I’m not sure whether I liked Whiplash so much because it managed to accurately portray the musicality and ambience of big-band jazz (a unique accomplishment, I believe), or because J. K. Simmon’s performance as the “conductor” was so deliciously over the top (imagine Kubrick’s abusive drill sergeant in Full Metal Jacket times 10), but I do heartily recommend it, particularly to jazz and classical musicians. Yes, there are some scenes that could have been toned down a bit, and not all of the acting and writing is equally strong, but I’ll be very surprised if Simmons doesn’t win a few awards for his performance. Justin Hurwitz also deserves more-than-honorable mention for the music (not to mention the players who made it happen).
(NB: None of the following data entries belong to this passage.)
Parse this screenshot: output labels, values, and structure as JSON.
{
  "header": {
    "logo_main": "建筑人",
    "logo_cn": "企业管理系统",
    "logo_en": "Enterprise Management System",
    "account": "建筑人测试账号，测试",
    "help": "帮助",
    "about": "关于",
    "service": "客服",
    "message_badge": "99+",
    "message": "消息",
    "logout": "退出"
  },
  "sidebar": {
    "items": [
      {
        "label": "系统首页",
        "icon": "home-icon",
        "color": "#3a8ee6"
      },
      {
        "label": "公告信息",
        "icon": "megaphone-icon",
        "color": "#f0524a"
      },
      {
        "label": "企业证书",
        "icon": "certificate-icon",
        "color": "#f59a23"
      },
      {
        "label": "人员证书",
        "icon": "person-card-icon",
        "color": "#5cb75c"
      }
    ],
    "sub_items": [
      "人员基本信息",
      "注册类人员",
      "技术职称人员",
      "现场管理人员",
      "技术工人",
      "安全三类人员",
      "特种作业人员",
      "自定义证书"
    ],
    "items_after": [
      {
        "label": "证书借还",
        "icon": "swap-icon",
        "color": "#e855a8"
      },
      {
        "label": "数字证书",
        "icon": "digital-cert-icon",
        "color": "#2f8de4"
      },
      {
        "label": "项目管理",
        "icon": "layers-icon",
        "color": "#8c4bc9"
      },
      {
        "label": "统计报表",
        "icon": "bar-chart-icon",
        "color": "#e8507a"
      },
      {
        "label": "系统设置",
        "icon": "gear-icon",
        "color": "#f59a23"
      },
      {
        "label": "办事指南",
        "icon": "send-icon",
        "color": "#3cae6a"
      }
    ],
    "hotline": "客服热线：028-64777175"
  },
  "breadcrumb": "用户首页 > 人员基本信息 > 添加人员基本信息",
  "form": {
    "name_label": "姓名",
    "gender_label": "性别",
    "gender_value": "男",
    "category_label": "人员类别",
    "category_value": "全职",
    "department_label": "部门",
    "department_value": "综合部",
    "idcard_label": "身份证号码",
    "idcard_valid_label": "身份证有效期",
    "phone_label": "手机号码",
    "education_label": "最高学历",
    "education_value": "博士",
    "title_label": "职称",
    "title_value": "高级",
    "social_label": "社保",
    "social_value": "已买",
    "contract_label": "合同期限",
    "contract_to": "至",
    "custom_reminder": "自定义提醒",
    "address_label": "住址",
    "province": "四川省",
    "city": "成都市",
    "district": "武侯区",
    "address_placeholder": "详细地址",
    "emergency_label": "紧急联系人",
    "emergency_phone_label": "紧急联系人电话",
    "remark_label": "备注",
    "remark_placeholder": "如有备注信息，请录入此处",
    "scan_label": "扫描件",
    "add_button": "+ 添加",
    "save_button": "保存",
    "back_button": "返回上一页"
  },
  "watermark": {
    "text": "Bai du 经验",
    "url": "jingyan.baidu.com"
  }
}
Here’s the trailer, which makes the film look much tamer than it is-
The other similarly low-budget but high-quality film currently in theaters is Nightcrawler, starring Jake Gyllenhaal and Rene Russo. Gyllenhaal has been getting much of the hype for this one, and his portrayal of a man (alien being?) with a “business plan” is impressive: highly controlled, consistently tense, and definitely disturbing. But for my money, the performance to watch here is Russo’s. Her subtle reactions to Gyllenhaal’s bizarre presence are shockingly effective; if she doesn’t win at least a nomination for best supporting actress, there is no justice. Watch the trailer on Vimeo-
Of all the rock “icons” whose talents peaked in the late 1960s through the early 1970s, Jack Bruce – bass player, songwriter, and remarkably polished vocalist – is probably one of the more under-appreciated. He certainly contributed more than one-third to the sound of Cream, the band he formed with Eric Clapton and Ginger Baker. But his solo work during a slightly later period garnered him relatively little acclaim, as I recall, probably because it was so much subtler and harmonically complex than his work with Cream. His musicality was not lost on me, however, just a high school senior at the time of his 1971 release, “Harmony Row”. That year, if you remember it at all, was a time of high historical drama and, for some of us, personal lessons learned. Bruce provided part of our common soundtrack, in an uncommonly sophisticated way. Here’s one of my favorite songs from Harmony Row: “Can You Follow”.
Hey can you follow,
Now that the trace is fainter
In the sand
Try turning your face to the wall
Can you still read me
Now that the chase is wilder
In your hand
Try losing your place in the sun
All the praises of the dream
Turned to tangles in the trees
All yesterday’s fine chariots
Turned to buses in the street
Can you still hear me
Now that the songs are moving
Try sleeping with the dancers in your room
Okay, so I’m pretty sure that there is a very simple answer to this question, but I didn’t think of asking anyone while I was in the neighborhood, and Google has been of little help. But, clearly, there are either terraces cut into, or walls set on to, the granite peak of this mountain just outside of Martigny Switzerland. The question is: who put them there, and why?
Update: a Swiss citizen who should know told me that those are actually large wooden structures that are intended to prevent avalanches. Fair enough, but there seems to be no one living on the slope beneath to protect… Maybe the Swiss just generally disapprove of avalanches, and stop them whenever and wherever they can?